颜嫣便开门见山地与他道:“我想知道你与我前世是何关系?又为何非要缠着我?”

谢砚之道:“夫妻。”想了想,又补充了句,“确切来说,是我强娶。”

“所以,我与你的上一世,并无好结局。”

他神色坦然,不似作伪,与他近几日的行事作风倒也对得上号。

颜嫣已然信了大半,亲自盖章他便是这般厚脸皮。

只是“强娶”二字,听上去多少有些骇人,莫名让她联想到了话本子那些不学无术的纨绔,不知不觉间,颜嫣对他印象又差了几分。

谢砚之也不是连这点常识都没有,只是不想隐瞒。纸终究包不住火,倘若有一天她想追寻当年的真相,只怕会闹得更难堪。

谢砚之稍稍斟酌,又道:“你呢?你这十六年又过得怎样?”

说不清问出这句话时,他究竟是怀着怎样一种心情。既怕她过得不好,更怕她过得太好,身边再无他的容身之地。

颜嫣不知他问这番话的用意,心中已然十分清楚,该引出她想说的话了。

她酝酿好情绪,目光飘向远方,柔柔笑道:“岚翎在的时候还挺好的。”

“你大抵还不知岚翎是谁罢?”

“他乃上一任哀牢山山主,修为很高。他任山主之位时,虽也有不少人族修士来十万大山中历练,却都会看在岚翎的面子上绕过哀牢山。”

“只要不走出哀牢山,我们的日子向来都是快活的。”

“可我这性子,贯来闲不住,哀牢山于我而言着实太小了,看来看去都是一样的景,有什么意思?”

“有一次,我趁岚翎不注意,带着锦羿偷偷溜了出去,方才发现,没有岚翎这等大妖庇护的小妖竟过得这般惨。”

说到此处,她长吁一口气,流露几分真情:“你可知十万大山中有多少尚未来得及化形、便被人族修士杀戮的妖?”

“它们苦苦修行这么多年,好不容易生出灵智,以为将来能化形,走出这片望不到尽头的山地。
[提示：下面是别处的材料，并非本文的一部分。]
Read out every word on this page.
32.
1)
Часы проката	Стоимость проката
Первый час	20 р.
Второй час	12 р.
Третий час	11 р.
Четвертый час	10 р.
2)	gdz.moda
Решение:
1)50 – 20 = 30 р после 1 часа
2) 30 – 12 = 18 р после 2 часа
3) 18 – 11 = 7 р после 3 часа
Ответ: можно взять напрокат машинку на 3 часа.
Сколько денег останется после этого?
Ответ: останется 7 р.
”

“却无故被人族修士盯上,剖走妖丹,皮与骨一个不漏地被带回宗门制成法器,只留下一滩又一摊无用的烂肉腐在山林间。”

那些可怕的画面历历在目,颜嫣嗓音微颤,几近哽咽。

谢砚之自是知晓妖族的处境,却不想颜嫣竟在他看不见的地方吃了这么多苦,他下意识想伸手去拥抱颜嫣,手伸至一半,方才恍然发觉,如今的他尚无资格与她做这般亲密的事。

他悬在空中的手紧攥成拳,终还是缩了回去,凝视她的脸:“你可恨人族?”

“恨?又怎会不恨呢?”颜嫣耸着肩笑了笑:“可这本就是个弱肉强食的世界,不是么?”

“同理,弱小的人族也会成为我们这些山精鬼魅的口粮。”

“我乃帝流浆点化催熟的草木精灵,吸收日月精华即可修炼,可其他的妖不同,人族既为万灵之长,多食自有益于他们的修行,就好比人族时不时要采集灵草炼个丹般寻常。”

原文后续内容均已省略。